Алахоринэль замолчала.
Гил-Галад тем временем увёл Маэдроса с собой, в башню. Татиэ осталась стоять на берегу: она знала, что дочь где-то рядом.
– Вот уж, верно, вы не ожидали такого, – сказал Гватрен.
– Не ожидала я, Гватрен, в тот день увидеть то самое свечение, – сказала очень тихо Алахоринэль, наклонившись к Гватрену. – В первый раз я тогда его увидела и впервые поняла, что оно означает.
Она улыбнулась, и побежала по берегу.
У Гватрена закружилась голова.
«Что же это такое? – подумал он. – Неужели то, что она мне сейчас сказала -и есть та правда, которую так старательно ищет Майрон?.. Сказать ему об этом?.. Нет. Нет, не буду. Слишком рано. Сначала пусть Майрон сделает кое-что для меня».
При встрече Аракано обнял Гил-Галада; Маэдрос видел, что ему хочется шутливо приподнять его в воздух, как он это делал с его отцом – своим старшим братом, который был его на голову ниже.
Аракано пожал племяннику руку и отвернулся.
– Это мой друг, Арголдо, – сказал Гил-Галад, указав на молодого, высокого и черноволосого нолдо, волосы которого были перевязаны алой лентой. – Он управляет этим домом. Поднимись с ними наверх, в башню, и покажи, пожалуйста, моим дядям их покои.
Маэдрос и Маглор раньше уже встречались с Арголдо. Его отец – превосходный лучник и близкий друг Фингона —тоже звался Арголдо, но предпочитал другое имя, Телеммайтэ, «Серебряная рука». Арголдо был чуть старше Гил-Галада и осиротел в то же время, что и король.

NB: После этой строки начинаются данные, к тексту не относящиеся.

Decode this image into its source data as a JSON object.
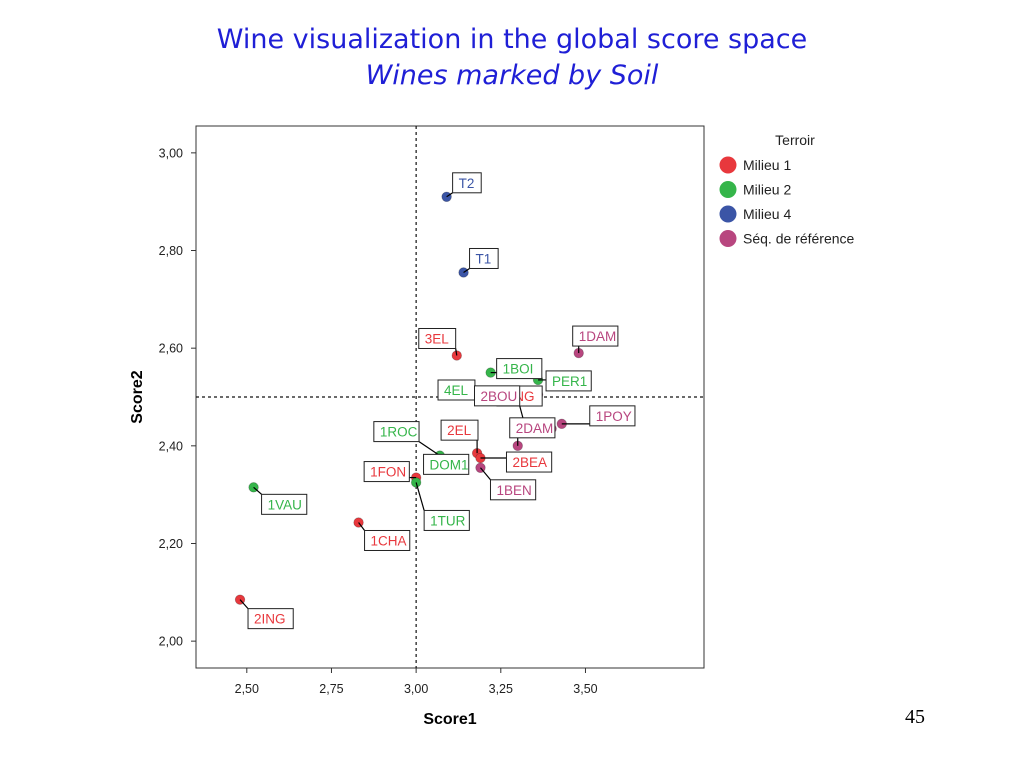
{
  "slide": {
    "title": "Wine visualization in the global score space",
    "subtitle": "Wines marked by Soil",
    "page_number": "45"
  },
  "colors": {
    "Milieu 1": "#e8383d",
    "Milieu 2": "#35b54a",
    "Milieu 4": "#3b55a6",
    "Séq. de référence": "#b8467f"
  },
  "chart_data": {
    "type": "scatter",
    "xlabel": "Score1",
    "ylabel": "Score2",
    "xlim": [
      2.35,
      3.85
    ],
    "ylim": [
      1.945,
      3.055
    ],
    "xticks": [
      2.5,
      2.75,
      3.0,
      3.25,
      3.5
    ],
    "yticks": [
      2.0,
      2.2,
      2.4,
      2.6,
      2.8,
      3.0
    ],
    "xtick_labels": [
      "2,50",
      "2,75",
      "3,00",
      "3,25",
      "3,50"
    ],
    "ytick_labels": [
      "2,00",
      "2,20",
      "2,40",
      "2,60",
      "2,80",
      "3,00"
    ],
    "reference_lines": {
      "x": 3.0,
      "y": 2.5
    },
    "legend": {
      "title": "Terroir",
      "position": "right",
      "entries": [
        "Milieu 1",
        "Milieu 2",
        "Milieu 4",
        "Séq. de référence"
      ]
    },
    "points": [
      {
        "label": "T2",
        "x": 3.09,
        "y": 2.91,
        "group": "Milieu 4"
      },
      {
        "label": "T1",
        "x": 3.14,
        "y": 2.755,
        "group": "Milieu 4"
      },
      {
        "label": "3EL",
        "x": 3.12,
        "y": 2.585,
        "group": "Milieu 1"
      },
      {
        "label": "1DAM",
        "x": 3.48,
        "y": 2.59,
        "group": "Séq. de référence"
      },
      {
        "label": "1BOI",
        "x": 3.22,
        "y": 2.55,
        "group": "Milieu 2"
      },
      {
        "label": "PER1",
        "x": 3.36,
        "y": 2.535,
        "group": "Milieu 2"
      },
      {
        "label": "4EL",
        "x": 3.23,
        "y": 2.5,
        "group": "Milieu 2"
      },
      {
        "label": "1ING",
        "x": 3.28,
        "y": 2.5,
        "group": "Milieu 1"
      },
      {
        "label": "",
        "x": 3.36,
        "y": 2.505,
        "group": "Séq. de référence"
      },
      {
        "label": "2BOU",
        "x": 3.32,
        "y": 2.445,
        "group": "Séq. de référence"
      },
      {
        "label": "1POY",
        "x": 3.43,
        "y": 2.445,
        "group": "Séq. de référence"
      },
      {
        "label": "",
        "x": 3.4,
        "y": 2.435,
        "group": "Séq. de référence"
      },
      {
        "label": "2DAM",
        "x": 3.3,
        "y": 2.4,
        "group": "Séq. de référence"
      },
      {
        "label": "1ROC",
        "x": 3.07,
        "y": 2.38,
        "group": "Milieu 2"
      },
      {
        "label": "2EL",
        "x": 3.18,
        "y": 2.385,
        "group": "Milieu 1"
      },
      {
        "label": "2BEA",
        "x": 3.19,
        "y": 2.375,
        "group": "Milieu 1"
      },
      {
        "label": "1BEN",
        "x": 3.19,
        "y": 2.355,
        "group": "Séq. de référence"
      },
      {
        "label": "1FON",
        "x": 3.0,
        "y": 2.335,
        "group": "Milieu 1"
      },
      {
        "label": "DOM1",
        "x": 3.14,
        "y": 2.36,
        "group": "Milieu 2"
      },
      {
        "label": "1TUR",
        "x": 3.0,
        "y": 2.325,
        "group": "Milieu 2"
      },
      {
        "label": "1VAU",
        "x": 2.52,
        "y": 2.315,
        "group": "Milieu 2"
      },
      {
        "label": "1CHA",
        "x": 2.83,
        "y": 2.243,
        "group": "Milieu 1"
      },
      {
        "label": "2ING",
        "x": 2.48,
        "y": 2.085,
        "group": "Milieu 1"
      }
    ]
  }
}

Его мать погибла через несколько недель после его рождения, в день, когда началась Битва внезапного пламени: отважная молодая женщина-авари выехала на равнину Ард-Гален на первую после родов охоту и мгновенно погибла, а отец, Телеммайтэ, не вернулся из Битвы бессчётных слёз. Тогда, когда Фингон был ещё жив, Маэдрос в глубине души таил неприязнь к Гил-Галаду, – он ещё не знал правды о нём, но когда он видел игравших вместе Гил-Галада и Арголдо, сердце у него каждый раз сжималось.
– Я боюсь, на этом этаже на всех не хватит комнат, – сказал Арголдо. – Может быть…
– Нет, я хочу, чтобы мы были все вместе, – сказал Маэдрос.
– Мы с Гвайреном можем занять одну комнату, – заметил Аргон. – Вот эту, угловую, где сейчас сложены кровати.
– Надеюсь, не стесню тебя, – сказал Гвайрен своим тихим голосом. Его интонации всегда были очень мягкими, с каким-то пришепётыванием, и Маэдрос никак не мог сообразить, откуда он может быть родом.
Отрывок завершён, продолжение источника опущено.